While all had experience advocating for individuals and systemic change, the realities unfolding at the border added new layers of understanding. From last year’s trip to this one, they saw that holding facilities first intended to be more temporary were becoming more permanent. They visited one migrant housing facility that specialized in helping people with injuries like broken bones, often from falling from a fence trying to cross the border. They also saw other things individuals might experience before reaching a state like Washington.

“These kids were receiving resources to help them find attorneys wherever they end up moving with their sponsor,” says Arnold. “But I know from experience how saturated immigration legal service providers are and have been for years. So, people often will be calling so many different numbers for legal services, maybe getting on a waitlist, or they might not get ahold of anyone at all and face the prospect of self-representation or paying unaffordable expenses to secure a private attorney.”

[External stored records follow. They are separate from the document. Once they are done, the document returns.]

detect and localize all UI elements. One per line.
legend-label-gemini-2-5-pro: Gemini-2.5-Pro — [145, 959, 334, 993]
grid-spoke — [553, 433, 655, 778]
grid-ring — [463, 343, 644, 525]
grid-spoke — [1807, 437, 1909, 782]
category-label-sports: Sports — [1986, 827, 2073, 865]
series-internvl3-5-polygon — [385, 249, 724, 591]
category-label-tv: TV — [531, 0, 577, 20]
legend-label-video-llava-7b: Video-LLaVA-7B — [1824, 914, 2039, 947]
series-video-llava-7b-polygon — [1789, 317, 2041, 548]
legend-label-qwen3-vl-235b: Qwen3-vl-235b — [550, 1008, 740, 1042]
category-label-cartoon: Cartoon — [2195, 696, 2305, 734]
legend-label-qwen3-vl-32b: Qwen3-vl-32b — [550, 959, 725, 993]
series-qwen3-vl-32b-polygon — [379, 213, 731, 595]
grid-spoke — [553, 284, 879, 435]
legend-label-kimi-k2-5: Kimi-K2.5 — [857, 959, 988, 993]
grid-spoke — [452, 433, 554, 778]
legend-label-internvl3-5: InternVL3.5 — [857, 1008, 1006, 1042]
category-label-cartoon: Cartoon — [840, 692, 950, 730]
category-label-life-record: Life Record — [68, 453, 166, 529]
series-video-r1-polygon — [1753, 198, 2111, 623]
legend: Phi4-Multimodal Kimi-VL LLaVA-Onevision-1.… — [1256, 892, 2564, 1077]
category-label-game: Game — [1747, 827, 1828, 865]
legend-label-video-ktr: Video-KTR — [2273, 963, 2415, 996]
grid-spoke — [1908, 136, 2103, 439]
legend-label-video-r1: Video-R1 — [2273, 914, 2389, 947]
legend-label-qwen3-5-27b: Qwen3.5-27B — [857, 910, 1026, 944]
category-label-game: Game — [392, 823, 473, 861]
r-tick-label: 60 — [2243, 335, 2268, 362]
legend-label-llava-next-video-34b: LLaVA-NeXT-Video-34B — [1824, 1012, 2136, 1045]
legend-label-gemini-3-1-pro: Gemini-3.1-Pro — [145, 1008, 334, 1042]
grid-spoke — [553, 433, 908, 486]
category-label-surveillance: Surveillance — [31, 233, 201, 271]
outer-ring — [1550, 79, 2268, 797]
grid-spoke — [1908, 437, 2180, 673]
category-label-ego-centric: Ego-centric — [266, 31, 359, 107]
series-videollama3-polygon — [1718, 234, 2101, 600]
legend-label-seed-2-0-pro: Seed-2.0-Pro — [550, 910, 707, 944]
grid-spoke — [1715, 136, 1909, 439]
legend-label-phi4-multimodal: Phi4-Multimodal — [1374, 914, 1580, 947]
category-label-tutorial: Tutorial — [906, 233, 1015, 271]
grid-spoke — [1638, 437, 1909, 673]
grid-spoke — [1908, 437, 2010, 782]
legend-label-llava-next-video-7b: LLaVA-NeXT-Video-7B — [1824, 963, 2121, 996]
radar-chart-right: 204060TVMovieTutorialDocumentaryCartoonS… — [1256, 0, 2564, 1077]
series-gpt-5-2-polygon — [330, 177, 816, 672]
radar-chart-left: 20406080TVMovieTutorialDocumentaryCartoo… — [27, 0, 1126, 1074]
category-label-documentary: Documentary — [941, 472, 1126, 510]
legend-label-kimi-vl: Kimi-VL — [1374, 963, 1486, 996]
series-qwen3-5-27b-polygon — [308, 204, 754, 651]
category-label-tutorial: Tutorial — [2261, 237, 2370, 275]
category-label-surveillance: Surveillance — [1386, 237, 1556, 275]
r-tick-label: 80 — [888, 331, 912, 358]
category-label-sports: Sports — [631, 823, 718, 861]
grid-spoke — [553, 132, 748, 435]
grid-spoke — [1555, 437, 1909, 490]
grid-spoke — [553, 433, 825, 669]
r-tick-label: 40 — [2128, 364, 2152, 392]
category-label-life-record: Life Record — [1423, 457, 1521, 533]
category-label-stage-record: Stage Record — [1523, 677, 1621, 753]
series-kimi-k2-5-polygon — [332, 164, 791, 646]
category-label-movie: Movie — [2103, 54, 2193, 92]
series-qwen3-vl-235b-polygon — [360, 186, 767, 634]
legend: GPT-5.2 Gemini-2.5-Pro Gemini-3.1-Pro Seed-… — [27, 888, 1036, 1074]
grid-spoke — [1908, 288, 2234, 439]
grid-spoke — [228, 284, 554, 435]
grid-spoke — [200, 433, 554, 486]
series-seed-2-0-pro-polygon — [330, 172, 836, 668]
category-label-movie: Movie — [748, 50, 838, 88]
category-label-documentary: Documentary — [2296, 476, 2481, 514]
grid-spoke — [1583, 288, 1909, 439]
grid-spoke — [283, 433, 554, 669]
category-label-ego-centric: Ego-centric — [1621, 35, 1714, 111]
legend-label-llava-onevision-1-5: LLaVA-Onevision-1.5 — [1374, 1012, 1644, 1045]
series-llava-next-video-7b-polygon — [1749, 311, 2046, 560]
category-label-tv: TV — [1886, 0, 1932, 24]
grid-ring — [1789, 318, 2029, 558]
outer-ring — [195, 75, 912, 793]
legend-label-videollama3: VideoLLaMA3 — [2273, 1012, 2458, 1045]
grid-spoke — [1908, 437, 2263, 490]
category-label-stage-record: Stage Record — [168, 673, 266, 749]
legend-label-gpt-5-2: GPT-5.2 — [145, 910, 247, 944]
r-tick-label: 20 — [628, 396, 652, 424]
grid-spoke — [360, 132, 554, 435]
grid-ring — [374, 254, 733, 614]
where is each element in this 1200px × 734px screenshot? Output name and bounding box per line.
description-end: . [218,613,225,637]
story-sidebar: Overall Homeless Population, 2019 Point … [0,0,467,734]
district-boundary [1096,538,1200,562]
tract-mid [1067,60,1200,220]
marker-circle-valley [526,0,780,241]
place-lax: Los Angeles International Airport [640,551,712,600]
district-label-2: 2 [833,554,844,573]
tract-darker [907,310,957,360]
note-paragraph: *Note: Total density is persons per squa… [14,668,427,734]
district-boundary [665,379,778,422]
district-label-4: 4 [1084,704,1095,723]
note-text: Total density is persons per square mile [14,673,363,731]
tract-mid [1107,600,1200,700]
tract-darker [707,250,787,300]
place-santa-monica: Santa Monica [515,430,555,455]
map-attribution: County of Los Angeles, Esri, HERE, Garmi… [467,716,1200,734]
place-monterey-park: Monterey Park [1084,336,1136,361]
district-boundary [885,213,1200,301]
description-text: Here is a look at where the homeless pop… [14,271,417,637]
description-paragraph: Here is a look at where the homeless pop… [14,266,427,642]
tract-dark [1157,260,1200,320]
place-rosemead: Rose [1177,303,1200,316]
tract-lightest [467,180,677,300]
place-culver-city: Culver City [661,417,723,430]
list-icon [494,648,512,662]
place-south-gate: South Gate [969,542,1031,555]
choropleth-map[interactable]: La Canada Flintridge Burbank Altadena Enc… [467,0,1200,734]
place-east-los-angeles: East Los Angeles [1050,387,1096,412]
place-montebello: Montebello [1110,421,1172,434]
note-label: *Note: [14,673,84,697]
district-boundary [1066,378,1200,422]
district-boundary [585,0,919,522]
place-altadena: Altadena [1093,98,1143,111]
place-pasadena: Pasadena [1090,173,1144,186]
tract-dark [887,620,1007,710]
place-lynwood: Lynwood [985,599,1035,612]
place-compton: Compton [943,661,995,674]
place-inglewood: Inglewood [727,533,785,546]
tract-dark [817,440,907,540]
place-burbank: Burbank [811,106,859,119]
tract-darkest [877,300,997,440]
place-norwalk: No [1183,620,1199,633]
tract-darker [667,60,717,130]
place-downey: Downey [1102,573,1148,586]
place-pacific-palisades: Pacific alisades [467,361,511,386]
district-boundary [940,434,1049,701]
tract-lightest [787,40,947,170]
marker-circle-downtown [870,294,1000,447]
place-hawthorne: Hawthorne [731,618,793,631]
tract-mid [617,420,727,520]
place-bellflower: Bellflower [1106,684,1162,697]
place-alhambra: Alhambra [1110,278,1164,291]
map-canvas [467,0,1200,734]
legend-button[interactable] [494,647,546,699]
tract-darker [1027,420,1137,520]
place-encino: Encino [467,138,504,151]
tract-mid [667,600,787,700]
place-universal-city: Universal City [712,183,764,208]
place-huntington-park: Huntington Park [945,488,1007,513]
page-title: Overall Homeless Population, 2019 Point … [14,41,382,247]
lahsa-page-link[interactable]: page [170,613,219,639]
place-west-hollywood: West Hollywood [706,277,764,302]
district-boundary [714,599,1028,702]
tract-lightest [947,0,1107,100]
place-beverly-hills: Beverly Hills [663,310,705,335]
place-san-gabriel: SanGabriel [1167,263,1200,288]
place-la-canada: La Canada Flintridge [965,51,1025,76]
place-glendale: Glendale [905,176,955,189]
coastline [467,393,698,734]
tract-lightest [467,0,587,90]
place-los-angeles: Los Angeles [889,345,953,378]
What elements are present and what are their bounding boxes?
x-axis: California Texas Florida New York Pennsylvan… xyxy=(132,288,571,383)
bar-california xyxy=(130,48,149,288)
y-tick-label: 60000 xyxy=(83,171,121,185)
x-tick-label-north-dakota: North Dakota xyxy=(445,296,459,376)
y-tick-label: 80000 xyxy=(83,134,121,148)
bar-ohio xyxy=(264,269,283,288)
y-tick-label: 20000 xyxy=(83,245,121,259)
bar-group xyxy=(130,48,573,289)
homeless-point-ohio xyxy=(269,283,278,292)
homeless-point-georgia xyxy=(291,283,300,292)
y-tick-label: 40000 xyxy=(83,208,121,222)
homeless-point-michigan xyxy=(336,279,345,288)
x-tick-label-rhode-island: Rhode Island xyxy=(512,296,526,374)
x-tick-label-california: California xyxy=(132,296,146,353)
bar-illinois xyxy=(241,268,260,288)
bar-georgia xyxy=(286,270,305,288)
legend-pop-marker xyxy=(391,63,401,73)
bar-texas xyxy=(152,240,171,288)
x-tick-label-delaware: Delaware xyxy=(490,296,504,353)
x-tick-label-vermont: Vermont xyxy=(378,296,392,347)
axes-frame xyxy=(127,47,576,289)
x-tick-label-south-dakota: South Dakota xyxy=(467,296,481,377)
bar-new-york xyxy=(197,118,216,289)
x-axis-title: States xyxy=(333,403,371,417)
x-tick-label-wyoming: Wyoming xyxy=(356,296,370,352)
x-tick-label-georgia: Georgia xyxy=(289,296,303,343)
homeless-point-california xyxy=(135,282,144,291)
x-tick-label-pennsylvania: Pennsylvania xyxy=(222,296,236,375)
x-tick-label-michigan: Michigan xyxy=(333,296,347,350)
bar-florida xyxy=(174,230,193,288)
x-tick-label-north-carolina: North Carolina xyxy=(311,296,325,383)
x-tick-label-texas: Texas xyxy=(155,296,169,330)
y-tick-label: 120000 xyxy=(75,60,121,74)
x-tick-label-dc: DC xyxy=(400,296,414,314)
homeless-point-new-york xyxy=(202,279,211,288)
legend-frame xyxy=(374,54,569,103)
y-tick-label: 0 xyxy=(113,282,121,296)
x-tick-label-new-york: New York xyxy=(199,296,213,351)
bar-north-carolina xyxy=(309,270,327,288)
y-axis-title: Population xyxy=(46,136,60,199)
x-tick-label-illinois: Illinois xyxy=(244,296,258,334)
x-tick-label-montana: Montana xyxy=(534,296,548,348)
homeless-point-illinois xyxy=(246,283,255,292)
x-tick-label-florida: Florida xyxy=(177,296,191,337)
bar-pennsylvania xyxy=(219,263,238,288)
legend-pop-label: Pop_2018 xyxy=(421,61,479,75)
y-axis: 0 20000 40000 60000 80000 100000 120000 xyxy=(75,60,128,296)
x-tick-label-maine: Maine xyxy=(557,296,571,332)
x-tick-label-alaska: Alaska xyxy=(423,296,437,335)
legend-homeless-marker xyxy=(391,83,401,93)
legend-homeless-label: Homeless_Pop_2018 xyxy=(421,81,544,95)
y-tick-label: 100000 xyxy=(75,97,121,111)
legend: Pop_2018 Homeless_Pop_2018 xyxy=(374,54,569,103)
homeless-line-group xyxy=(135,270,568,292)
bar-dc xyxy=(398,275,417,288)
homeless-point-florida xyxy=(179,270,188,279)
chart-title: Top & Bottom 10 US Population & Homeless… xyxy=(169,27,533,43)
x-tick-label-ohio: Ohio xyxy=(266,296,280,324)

They also saw how a border city like El Paso functions in constant crisis, with immigration work like law enforcement and border patrol embedded in the economy and service organizations working in tandem with enforcement. In Washington state, on the other hand, advocates have been working to shut down the immigration detention center, the fourth largest in the nation, rather than legitimize something inhumane.

“Part of the system’s violence is turning communities against each other,” says Arnold. “People buy in economically or socially, ‘I have a job in this,’ or, ‘My community depends on this.’ I’d seen other places where that was true, but especially where kids are held in such hostile conditions (despite efforts by KIND to make it more positive), it’s terrible to witness how people’s livelihoods are tied to such cruel institutions. It’s informative to see that and ask how it’s all connected. How can we use this to inform both direct services to individuals navigating immigration processes and broader systemic advocacy efforts?”


Standing Up for Humanity

Learn More

  • Connect with AIDS NW and learn about opportunities to welcome and affirm the dignity of all immigrants, including writing to or visiting a detained immigrant or greeting them at their welcome center.
  • Check out advocacy groups like La Resistencia that offer opportunities to follow and support systemic change.
  • Learn about and follow proposed legislation moving through the Washington State legislature.

Roman emphasizes that you don’t have to be an attorney to get involved. In Washington, there are many ways to help. “It’s not an immigration crisis, it’s a crisis of empathy, of humanity,” she says. “It’s one of the cruelest ways to welcome people into this country You arrive at the border expecting protection, and instead, you’re met with detention after they take all your belongings. When you’re finally released, you’re not given any information. You don’t have money or a phone and you’re expected to figure it out on your own.”

Arnold talks about the experience of being the only person on the trip without lived experience of being an immigrant or a relative of one. “There’s extreme power in people from immigrant communities providing advocacy and being at the forefront,” says Arnold. “It’s also crucial for people like me without lived immigration experience to step up and substantively support and contribute to compassionate immigration policy, and to do this in a way that centers the efforts, priorities, and voices of immigrant communities. We all have deep stakes in condemning the current criminalizing, racist immigration system as fundamentally cruel and against our values, so that we can make our society more accepting, equitable, and safe.”

Another critical piece is honoring people’s dignity rather than defining them by their oppressive experiences. “We cannot reduce people to the worst thing that has happened to them,” says Roman. “As legal advocates, our job is to move levers where we can, so immigrants can continue on their journey and begin to build their lives however they want.”